If a city is in the top 10% of poverty, it's poverty rate can be calculated…using the information from last time:

 

14.016 + (1.3 * 4.287) = 19.589

 

where 14.016 was the average percentage poverty rate for all cities and 4.287 is the standard deviation.  So its poverty rate is 19.589.  The corresponding murder rate is:

 

1.3   * .63 = .819

 

this is the Z score multiplied by the correlation, this gives you the number of standard deviations the y-variable is away from its average.

 

Then multiply the result by the actual standard deviation of the y-variable:

 

.819 * 3.984 = 3.263

 

Finally, add this value (which is the fraction of a SD) to the average for the y-variable:

 

7.332 + 3.263 = 10.595

 

So if your city is in the top 10% of poverty, the predicted murder rate for your city is 10.595

 

2.      USING THE SLOPE AND THE INTERCEPT OR A LINE TO PREDICT

 

Previously in Chapter 10.3, we used the correlation, means, and standard deviations for prediction.  In 12.1, we will now use a line to predict the value of the y-variable from an x-variable.  This method is somewhat easier than the ones described in 10.3:

A. Idea: given a set of data, we might try to find the line that best summarizes the relationship between X and Y. This line will tell us how much Y changes with a change in X. Note that regression requires us to have explanatory and response variables.

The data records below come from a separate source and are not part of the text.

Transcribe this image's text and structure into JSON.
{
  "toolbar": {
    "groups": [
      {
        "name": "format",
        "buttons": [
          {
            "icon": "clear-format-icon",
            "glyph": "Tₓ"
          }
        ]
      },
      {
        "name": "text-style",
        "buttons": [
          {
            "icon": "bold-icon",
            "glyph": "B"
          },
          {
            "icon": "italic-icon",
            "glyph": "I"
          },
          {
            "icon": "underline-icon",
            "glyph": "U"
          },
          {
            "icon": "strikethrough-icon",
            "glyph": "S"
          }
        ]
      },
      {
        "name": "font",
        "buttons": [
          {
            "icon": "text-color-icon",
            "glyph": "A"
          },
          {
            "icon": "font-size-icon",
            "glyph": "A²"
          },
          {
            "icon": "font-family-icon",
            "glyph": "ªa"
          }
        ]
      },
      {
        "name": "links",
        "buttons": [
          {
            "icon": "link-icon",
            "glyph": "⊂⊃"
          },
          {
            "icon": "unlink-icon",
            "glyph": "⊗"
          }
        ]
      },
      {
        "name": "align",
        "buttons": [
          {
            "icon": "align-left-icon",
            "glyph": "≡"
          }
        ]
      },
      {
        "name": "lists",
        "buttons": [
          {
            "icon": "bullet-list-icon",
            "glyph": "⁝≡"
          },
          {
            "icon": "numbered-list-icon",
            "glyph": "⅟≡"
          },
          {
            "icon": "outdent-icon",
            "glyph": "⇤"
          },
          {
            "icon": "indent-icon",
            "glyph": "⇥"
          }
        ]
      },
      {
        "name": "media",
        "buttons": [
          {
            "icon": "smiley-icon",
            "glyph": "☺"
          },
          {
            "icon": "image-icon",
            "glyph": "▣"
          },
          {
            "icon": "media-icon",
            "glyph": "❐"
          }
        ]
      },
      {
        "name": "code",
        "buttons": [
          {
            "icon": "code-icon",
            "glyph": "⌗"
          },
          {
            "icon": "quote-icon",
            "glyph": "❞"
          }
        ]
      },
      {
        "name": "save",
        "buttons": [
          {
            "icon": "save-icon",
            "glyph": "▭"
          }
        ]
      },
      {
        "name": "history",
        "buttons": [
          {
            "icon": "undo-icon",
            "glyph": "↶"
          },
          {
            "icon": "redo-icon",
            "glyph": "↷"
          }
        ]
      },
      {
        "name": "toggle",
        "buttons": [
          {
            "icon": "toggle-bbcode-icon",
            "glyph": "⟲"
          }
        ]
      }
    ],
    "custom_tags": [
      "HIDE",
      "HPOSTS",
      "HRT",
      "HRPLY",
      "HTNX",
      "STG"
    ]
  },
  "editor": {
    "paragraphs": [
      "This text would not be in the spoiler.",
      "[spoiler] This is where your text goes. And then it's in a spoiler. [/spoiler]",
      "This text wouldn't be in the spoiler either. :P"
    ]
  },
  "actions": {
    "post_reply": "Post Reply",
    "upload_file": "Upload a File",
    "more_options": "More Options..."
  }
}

B. Math fact: straight lines can be represented in the form

y = slope*x + intercept  (see top of page 205)

The slope tells how much y tends to be different when x changes by one unit; the intercept tells what we expect to get for y when x=0.

The method of drawing a line through a scattering of points tries to make a line that is as close as possible to the points in the VERTICAL direction. This line is called a "least squares line" or "the method of ordinary least squares."

C.  Formula: the coefficients for the least squares line (using X to predict Y) are

 
               slope = r * SD of y
                       -----------
                          SD of x

intercept = average of y's - (slope) * (average of x's)

* Note: you must solve for the slope first to calculate intercept using these formulas.

 

3.         Example

Using our data on cities again the average murder rate was 7.332 and the standard deviation was 3.984, the average poverty rate was 14.016% and the standard deviation was 4.287%.  Their correlation is .63.

 

The regression equation for predicting murder rate from poverty rate is:

 

First calculate the slope

 

 

            0.63 * 3.984

slope =  -------------  =    .5855

               4.287

 

then the intercept

 

intercept = 7.332 - (.5855)*14.016 = -0.874

 

And put it all together

 

predicted murder rate = (.5855) x poverty rate + (-0.874)

 

Predict the murder rate of a city with a poverty rate of 12%.

predicted murder rate = .5855 x 12 + (-0.874) = 6.15

 

Predict the murder rate of a city with 0 poverty rate.

predicted murder rate  = .5855 x 0 + (-0.874) = -0.874

 

Beware of extrapolation: predicting outside of the data

Predict the murder rate of a city with a poverty rate of 50; is this reasonable? (28.40, no, the sample of cities had a range of poverty from 8% to 26.4%)

(Hint: Check the scatter diagram or the data to make sure to make sure you stay within the range)

 

Beware of trying to predict the x variable.  You can't do this, you would need a new regression line to predict the x variable from information about the y variable.